Department of Chemistry, University at Albany, SUNY, 1400 Washington Ave., Albany, NY 12222, USA.
Chem Soc Rev. 2011 Jul;40(7):4049-76. doi: 10.1039/c0cs00212g. Epub 2011 Apr 12.
In the past decade, the tendency to move from a global, one-size-fits-all treatment philosophy to personalized medicine is based, in part, on the nuanced differences and sub-classifications of disease states. Our knowledge of these varied states stems from not only the ability to diagnose, classify, and perform experiments on cell populations as a whole, but also from new technologies that allow interrogation of cell populations at the individual cell level. Such departures from conventional thinking are driven by the recognition that clonal cell populations have numerous activities that manifest as significant levels of non-genetic heterogeneity. Clonal populations by definition originate from a single genetic origin so are regarded as having a high level of homogeneity as compared to genetically distinct cell populations. However, analysis at the single cell level has revealed a different phenomenon; cells and organisms require an inherent level of non-genetic heterogeneity to function properly, and in some cases, to survive. The growing understanding of this occurrence has lead to the development of methods to monitor, analyze, and better characterize the heterogeneity in cell populations. Following the trend of DNA- and protein microarrays, platforms capable of simultaneously monitoring each cell in a population have been developed. These cellular microarray platforms and other related formats allow for continuous monitoring of single live cells and simultaneously generate individual cell and average population data that are more descriptive and information-rich than traditional bulk methods. These technological advances have helped develop a better understanding of the intricacies associated with biological processes and afforded greater insight into complex biological systems. The associated instruments, techniques, and reagents now allow for highly multiplexed analyses, which enable multiple cellular activities, processes, or pathways to be monitored simultaneously. This critical review will discuss the paradigm shift associated with cellular heterogeneity, speak to the key developments that have lead to our better understanding of systems biology, and detail the future directions of the discipline (281 references).

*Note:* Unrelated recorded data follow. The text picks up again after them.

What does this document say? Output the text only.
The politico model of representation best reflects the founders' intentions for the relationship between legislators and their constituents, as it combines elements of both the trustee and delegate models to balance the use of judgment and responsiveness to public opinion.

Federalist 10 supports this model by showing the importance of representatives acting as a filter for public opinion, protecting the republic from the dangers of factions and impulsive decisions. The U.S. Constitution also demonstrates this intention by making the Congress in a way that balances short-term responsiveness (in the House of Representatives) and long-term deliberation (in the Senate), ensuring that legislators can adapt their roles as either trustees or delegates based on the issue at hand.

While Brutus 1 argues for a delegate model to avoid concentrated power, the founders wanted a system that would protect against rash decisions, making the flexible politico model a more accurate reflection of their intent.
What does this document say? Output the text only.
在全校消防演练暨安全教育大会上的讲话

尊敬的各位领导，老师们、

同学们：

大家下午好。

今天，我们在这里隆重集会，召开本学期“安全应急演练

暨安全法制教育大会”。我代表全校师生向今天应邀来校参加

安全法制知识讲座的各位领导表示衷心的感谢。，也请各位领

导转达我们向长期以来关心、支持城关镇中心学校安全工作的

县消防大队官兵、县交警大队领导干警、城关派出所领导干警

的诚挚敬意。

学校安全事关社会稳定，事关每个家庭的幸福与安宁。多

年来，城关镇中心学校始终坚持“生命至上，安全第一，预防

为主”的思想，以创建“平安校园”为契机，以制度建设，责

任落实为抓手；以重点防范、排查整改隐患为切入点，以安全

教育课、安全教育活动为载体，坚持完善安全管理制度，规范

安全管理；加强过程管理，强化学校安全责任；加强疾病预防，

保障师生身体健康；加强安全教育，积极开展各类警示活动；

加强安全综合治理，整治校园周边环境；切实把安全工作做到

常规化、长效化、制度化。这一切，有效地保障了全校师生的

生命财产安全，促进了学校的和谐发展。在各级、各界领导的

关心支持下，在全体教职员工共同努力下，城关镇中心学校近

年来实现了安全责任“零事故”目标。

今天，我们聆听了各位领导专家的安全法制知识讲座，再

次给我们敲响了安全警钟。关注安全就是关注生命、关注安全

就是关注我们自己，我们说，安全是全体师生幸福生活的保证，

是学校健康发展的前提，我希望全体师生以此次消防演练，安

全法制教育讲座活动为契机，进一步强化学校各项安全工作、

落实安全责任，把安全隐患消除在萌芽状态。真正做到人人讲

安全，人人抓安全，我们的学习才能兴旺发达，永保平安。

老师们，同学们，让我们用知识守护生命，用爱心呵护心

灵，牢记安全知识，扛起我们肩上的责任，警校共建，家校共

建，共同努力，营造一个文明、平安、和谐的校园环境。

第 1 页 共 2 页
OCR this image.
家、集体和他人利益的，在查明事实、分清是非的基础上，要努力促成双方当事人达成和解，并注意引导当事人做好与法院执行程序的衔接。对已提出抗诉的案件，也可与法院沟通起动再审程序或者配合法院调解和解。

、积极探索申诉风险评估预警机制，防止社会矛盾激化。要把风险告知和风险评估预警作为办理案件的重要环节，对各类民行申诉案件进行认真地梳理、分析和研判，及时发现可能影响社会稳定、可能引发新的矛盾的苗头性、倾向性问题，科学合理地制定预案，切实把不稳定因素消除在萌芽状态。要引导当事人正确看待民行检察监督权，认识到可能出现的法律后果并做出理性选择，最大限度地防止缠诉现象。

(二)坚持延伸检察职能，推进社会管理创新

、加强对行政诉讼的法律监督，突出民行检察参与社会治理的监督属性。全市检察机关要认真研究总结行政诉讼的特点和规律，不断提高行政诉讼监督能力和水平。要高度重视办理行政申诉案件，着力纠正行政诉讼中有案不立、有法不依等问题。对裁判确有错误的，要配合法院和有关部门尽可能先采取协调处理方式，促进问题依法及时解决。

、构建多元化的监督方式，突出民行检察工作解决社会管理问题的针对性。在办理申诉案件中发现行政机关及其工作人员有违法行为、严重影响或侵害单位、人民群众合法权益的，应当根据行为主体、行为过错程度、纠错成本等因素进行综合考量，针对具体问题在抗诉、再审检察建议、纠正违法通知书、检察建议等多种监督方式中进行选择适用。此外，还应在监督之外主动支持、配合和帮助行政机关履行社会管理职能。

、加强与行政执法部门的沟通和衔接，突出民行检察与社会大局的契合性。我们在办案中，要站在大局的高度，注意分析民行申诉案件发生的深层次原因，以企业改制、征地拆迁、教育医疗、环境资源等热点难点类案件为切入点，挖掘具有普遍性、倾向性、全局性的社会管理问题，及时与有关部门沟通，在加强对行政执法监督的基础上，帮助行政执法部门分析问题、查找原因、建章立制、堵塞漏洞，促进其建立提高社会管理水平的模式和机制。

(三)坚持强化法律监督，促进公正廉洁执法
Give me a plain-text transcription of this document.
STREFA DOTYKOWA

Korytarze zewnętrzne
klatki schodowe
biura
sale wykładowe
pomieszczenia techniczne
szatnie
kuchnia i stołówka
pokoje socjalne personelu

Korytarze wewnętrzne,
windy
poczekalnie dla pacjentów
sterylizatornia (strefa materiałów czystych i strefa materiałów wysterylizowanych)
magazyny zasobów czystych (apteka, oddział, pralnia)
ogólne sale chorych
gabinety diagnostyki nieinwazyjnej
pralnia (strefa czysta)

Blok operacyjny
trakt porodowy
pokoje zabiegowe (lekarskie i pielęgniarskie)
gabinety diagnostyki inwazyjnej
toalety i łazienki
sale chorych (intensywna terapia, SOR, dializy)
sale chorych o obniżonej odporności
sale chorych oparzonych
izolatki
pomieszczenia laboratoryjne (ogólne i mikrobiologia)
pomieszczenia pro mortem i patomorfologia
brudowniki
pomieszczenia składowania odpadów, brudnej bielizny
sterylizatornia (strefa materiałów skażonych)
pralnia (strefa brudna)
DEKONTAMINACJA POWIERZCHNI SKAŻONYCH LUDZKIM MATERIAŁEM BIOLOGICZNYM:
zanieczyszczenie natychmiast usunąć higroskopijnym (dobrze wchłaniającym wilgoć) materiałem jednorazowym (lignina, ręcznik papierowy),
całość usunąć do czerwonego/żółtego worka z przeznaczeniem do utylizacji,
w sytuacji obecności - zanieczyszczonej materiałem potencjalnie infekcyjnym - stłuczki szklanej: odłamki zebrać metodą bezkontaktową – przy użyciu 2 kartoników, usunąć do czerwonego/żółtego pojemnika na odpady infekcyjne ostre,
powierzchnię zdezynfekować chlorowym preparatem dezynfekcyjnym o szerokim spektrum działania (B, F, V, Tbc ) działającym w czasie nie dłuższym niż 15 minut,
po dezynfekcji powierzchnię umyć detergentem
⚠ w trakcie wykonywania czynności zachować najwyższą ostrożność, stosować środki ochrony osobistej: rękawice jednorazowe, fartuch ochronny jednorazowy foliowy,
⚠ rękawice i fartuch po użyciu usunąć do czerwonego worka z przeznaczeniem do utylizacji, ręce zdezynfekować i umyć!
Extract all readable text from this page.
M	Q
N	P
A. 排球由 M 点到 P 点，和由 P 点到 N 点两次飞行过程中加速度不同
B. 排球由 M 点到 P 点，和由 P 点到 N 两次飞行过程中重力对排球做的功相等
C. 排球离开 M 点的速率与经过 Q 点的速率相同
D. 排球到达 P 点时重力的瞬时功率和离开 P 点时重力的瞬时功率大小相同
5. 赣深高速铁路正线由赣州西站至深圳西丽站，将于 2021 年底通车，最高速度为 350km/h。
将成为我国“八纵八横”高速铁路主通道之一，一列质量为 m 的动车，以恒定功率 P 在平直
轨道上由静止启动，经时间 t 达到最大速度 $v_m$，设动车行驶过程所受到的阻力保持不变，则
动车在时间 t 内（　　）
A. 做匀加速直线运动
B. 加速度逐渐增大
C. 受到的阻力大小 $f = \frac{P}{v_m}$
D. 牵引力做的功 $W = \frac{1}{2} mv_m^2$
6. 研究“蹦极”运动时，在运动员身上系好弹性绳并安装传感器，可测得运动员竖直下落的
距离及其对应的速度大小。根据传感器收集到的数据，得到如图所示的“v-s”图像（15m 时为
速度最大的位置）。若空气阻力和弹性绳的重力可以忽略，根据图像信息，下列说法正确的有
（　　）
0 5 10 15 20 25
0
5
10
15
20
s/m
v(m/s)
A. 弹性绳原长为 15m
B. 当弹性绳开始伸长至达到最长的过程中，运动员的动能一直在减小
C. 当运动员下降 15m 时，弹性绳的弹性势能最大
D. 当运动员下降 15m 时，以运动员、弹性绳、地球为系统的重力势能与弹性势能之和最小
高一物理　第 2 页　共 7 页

在过去的十年中,从全球、一刀切的治疗理念转向个性化医学的趋势部分基于疾病状态的细微差异和亚分类。我们对这些不同状态的了解不仅源于诊断、分类和对整个细胞群体进行实验的能力,还源于允许在单细胞水平上对细胞群体进行询问的新技术。这些与传统思维的背离是由于认识到克隆细胞群体具有许多表现为显著非遗传异质性水平的活动。克隆群体从定义上讲起源于单个遗传起源,因此与遗传上不同的细胞群体相比,被认为具有高度的同质性。然而,单细胞水平的分析揭示了一个不同的现象;细胞和生物体需要一定水平的非遗传异质性才能正常运作,在某些情况下,为了生存。对这种现象的认识不断加深,导致了开发监测、分析和更好地表征细胞群体异质性的方法。继 DNA 和蛋白质微阵列之后,已经开发出能够同时监测群体中每个细胞的平台。这些细胞微阵列平台和其他相关格式允许连续监测单个活细胞,并同时生成单个细胞和平均群体数据,这些数据比传统的批量方法更具描述性和信息量。这些技术进步有助于更好地理解与生物过程相关的复杂性,并深入了解复杂的生物系统。相关的仪器、技术和试剂现在允许进行高度多重分析,能够同时监测多个细胞活动、过程或途径。这篇综述将讨论与细胞异质性相关的范式转变,探讨导致我们更好地理解系统生物学的关键发展,并详细介绍该学科的未来方向(281 篇参考文献)。